Kadın mücadelesini tartıştılar
- 17:49 29 Aralık 2024
- Güncel
İSTANBUL- Kadın Zamanı Derneği’nin gerçekleştirdiği buluşmada konuşan Sebahat Tuncel, “Savaş karşıtlığı dünyadaki bütün kadın hareketlerinin temel gündemlerindendir. Savaş erkekliği horlatan bir şeydir. O açıdan biz kadınlara önemli sorumluluklar düşüyor” dedi.
Kadın Zamanı Derneği, kadına yönelik şiddet ve kadın mücadelesinin konuşulduğu bir buluşma gerçekleştirdi.
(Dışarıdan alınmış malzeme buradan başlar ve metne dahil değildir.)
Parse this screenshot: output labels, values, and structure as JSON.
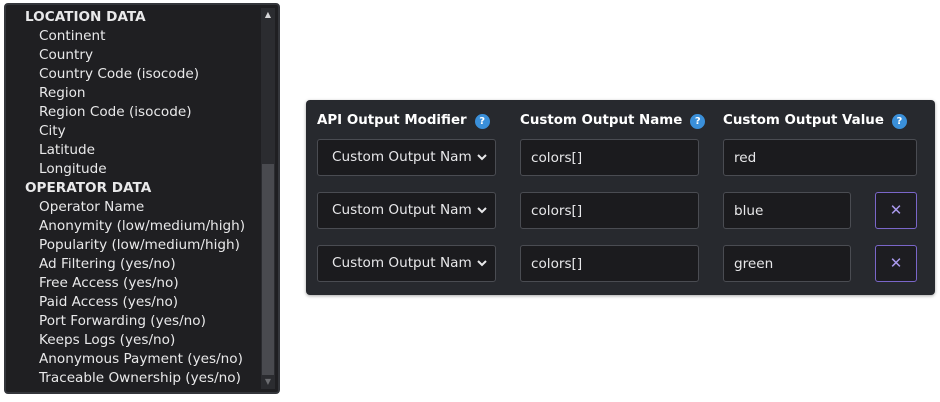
{
  "listbox": {
    "groups": [
      {
        "label": "LOCATION DATA",
        "options": [
          "Continent",
          "Country",
          "Country Code (isocode)",
          "Region",
          "Region Code (isocode)",
          "City",
          "Latitude",
          "Longitude"
        ]
      },
      {
        "label": "OPERATOR DATA",
        "options": [
          "Operator Name",
          "Anonymity (low/medium/high)",
          "Popularity (low/medium/high)",
          "Ad Filtering (yes/no)",
          "Free Access (yes/no)",
          "Paid Access (yes/no)",
          "Port Forwarding (yes/no)",
          "Keeps Logs (yes/no)",
          "Anonymous Payment (yes/no)",
          "Traceable Ownership (yes/no)"
        ]
      }
    ],
    "scrollbar": {
      "up_glyph": "▲",
      "down_glyph": "▼"
    }
  },
  "modifiers": {
    "headers": {
      "modifier": "API Output Modifier",
      "name": "Custom Output Name",
      "value": "Custom Output Value",
      "help_glyph": "?"
    },
    "rows": [
      {
        "modifier": "Custom Output Name",
        "name": "colors[]",
        "value": "red",
        "removable": false
      },
      {
        "modifier": "Custom Output Name",
        "name": "colors[]",
        "value": "blue",
        "removable": true
      },
      {
        "modifier": "Custom Output Name",
        "name": "colors[]",
        "value": "green",
        "removable": true
      }
    ],
    "remove_glyph": "✕"
  },
  "colors": {
    "panel_bg": "#27292e",
    "field_bg": "#1b1b1e",
    "help_icon": "#3a8fd9",
    "remove_accent": "#7a66c9"
  }
}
Beyoğlu’nda bulunan Özgürlük için Hukukçular Derneği (ÖHD) İstanbul Şubesi’nde gerçekleştirilen buluşmaya, Halkların Demokratik Kongresi (HDK) Kadın Koordinasyonu üyesi Sebahat Tuncel, Sosyolog Kumru Toktamış da katıldı.
Burada konuşan Sebahat Tuncel, kadın mücadelesinin iki temel başlıkta sürdüğünü ifade etti. Sebahat Tuncel, “Biri özel alan bir diğeri de savaş karşıtlığıdır. Özel alan politiktir. Özel alan kadın emeğinin sömürüsünü görünür kılmak açısından çok önemlidir. Savaş karşıtlığı da dünyadaki bütün kadın hareketlerinin temel gündemlerindendir. Çünkü barış dediğimiz şey öyle kolay bir süreç değildir. Barış bir inşa sürecini gerektiriyor. Savaş erkekliği horlatan bir şeydir. O açıdan biz kadınlara önemli sorumluluklar düşüyor” diye belirtti.
‘Çocuk cinayetleri politiktir’
Narin Güran cinayetine de değine Sebahat Tuncel, “Kolektif bir suç işlenmiştir. Narin’in annesi üzerinden cinsiyetçi bir perspektiften tartışılması ve bir insanın yaşam hakkının elinden alınması kabul edilemez. Çocuk cinayetleri de politiktir. Bu kaynağını erkek egemenliğinden alır. Ama Narin'in katledilişi bize bu tür cinayetlerin artık kabul edilmediğini gösterdi. Bundan sonraki süreci de takip etmek gerekiyor. Bir daha Narinler katledilmesin. Bu ülkede çocuklar, özgürce yürüyebilsinler, özgürce kahkaha atsınlar, bu sokaklarda özgürce güven içerisinde gezebilsinler diye hepimize sorumluluk düşüyor” dedi.
‘Ortak tarihimizi bilmeliyiz’
Ardından konuşan Kumru Toktamış, Kürt kadın mücadelesinin büyüdüğünü söyleyerek, sözlerine başladı. 1980’li yıllarda Türkiye’de feminist mücadelenin az olduğunu söyleyen Kumru Toktamış, “Feminist hareket salonlarda başladı. Küçük küçük odalarda başladı. Küçüktük, çok büyüdük. Tekrardan yine o küçüklüklere sahip çıkalım. Çok büyük bir hareket olmak zorunda değiliz. Çünkü bu küçükler o hareketi besliyor. Bu kadar geniş ve güçlü hareket olmanın popülist olma tehlikesi var. Henüz o tehlikelerin işaretlerini gördüğünü söylemiyorum. Popülizm yalan ve intibalarla beslenir. Türkiye'de politika intibalarla yürüyor. Çünkü intibalar bir cehalet üstünden gidiyor. Bu ülkede cumhuriyet intibalar üzerinden kuruldu. Devlet tamamen intibalar üstünden gider. Popülizmle devam etmemek için ortak olan tarihimizi bilmekte fayda var” dedi.